Use birdbaths, decorative ponds or natural sources to supply water for backyard wildlife. Dripping water is especially attractive to birds and can be supplied by rigging a garden hose or a hanging milk jug with a hole in the bottom. Bird baths should be at least 10 feet away from brush on all sides to prevent predators from sneaking up. The water should be less than two inches deep. In winter, bird baths with heaters attract a large variety of birds.
You can provide shelter for birds and small mammals in a variety of ways. Pile up broken branches, prunings and other plant materials for rabbits, wrens, towhees and sparrows. Thorny or densely branched trees and shrubs also provide excellent shelter. Consider planting species like shrub roses, blackberries and Russian olive. A variety of nest boxes are available to attract birds to your yard. European starlings and house sparrows will out -compete native songbirds for cavities and structures. Entrance holes should be less than 1.75 inches in size to keep starlings out of the boxes. The best way to cope with house sparrows is to remove their nests from the boxes.
Other Backyard Wildlife Enhancements
- Keep part of your garden muddy so robins and swallows can use the mud to build nests.
- Leave feathers from an old pillow or pieces of yarn or hair four to six inches long in your yard. Birds will use these to build nests.

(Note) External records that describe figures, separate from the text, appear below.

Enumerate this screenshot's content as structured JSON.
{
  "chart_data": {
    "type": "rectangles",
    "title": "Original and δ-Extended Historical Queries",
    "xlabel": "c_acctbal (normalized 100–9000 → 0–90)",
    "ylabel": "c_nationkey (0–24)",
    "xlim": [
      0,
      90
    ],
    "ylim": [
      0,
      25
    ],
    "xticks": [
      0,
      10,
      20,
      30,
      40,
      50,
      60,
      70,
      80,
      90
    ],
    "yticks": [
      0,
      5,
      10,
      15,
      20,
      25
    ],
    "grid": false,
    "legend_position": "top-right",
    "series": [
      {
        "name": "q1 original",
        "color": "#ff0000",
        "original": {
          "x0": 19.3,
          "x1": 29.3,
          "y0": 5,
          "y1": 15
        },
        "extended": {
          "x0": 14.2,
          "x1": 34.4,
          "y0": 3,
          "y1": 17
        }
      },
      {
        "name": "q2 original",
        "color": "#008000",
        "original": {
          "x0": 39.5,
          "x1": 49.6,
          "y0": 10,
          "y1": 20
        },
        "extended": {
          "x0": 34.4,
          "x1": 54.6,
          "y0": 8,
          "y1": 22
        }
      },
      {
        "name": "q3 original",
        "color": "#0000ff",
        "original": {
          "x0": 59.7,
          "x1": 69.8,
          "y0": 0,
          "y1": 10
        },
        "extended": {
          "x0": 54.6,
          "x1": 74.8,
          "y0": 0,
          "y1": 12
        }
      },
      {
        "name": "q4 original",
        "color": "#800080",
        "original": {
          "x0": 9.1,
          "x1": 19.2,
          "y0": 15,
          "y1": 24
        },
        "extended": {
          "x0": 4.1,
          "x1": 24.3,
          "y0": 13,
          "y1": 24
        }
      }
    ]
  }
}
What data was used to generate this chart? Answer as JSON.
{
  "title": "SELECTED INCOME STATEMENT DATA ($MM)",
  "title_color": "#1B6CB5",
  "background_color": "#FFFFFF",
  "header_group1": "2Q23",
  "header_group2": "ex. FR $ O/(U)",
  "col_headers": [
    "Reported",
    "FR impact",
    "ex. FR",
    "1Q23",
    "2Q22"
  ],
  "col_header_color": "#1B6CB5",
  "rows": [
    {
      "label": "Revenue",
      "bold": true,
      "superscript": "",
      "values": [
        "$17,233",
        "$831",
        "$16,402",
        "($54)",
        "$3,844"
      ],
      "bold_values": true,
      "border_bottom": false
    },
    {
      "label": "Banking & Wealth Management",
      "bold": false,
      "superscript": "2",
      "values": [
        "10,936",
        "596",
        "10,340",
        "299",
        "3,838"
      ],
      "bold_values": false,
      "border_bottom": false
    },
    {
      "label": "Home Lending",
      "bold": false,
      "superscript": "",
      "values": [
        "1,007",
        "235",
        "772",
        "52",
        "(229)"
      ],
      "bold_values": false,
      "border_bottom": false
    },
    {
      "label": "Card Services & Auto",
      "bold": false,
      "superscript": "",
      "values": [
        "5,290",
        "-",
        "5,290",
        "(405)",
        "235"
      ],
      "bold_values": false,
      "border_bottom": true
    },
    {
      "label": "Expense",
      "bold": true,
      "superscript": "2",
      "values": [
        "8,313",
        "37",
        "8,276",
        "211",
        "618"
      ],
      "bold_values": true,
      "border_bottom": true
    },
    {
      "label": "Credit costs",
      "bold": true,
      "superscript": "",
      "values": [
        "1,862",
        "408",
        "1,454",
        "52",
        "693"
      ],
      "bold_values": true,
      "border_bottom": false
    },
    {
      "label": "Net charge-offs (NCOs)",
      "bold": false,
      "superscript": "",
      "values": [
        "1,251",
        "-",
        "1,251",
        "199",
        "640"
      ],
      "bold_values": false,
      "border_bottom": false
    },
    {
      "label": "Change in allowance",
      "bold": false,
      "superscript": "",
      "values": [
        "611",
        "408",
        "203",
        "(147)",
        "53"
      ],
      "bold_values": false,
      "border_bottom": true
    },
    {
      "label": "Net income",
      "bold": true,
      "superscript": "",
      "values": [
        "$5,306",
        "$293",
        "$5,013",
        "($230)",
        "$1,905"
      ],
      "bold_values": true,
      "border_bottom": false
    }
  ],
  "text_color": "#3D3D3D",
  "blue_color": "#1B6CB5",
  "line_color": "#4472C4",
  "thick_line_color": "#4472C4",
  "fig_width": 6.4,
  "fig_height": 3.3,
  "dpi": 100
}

- Leave thick, dead branches and dead tree trunks in your yard. Woodpeckers, chickadees, warblers and nuthatches will find insects on them.
- Keep your cat indoors. Songbirds and cats don’t mix!
- Minimize your use of insecticides. The more insects you have, the more birds will visit your yard.
- Leave some dry, bare ground where birds can take a dust bath. A nearby pile of sand or crushed eggshells will serve as a source of grit.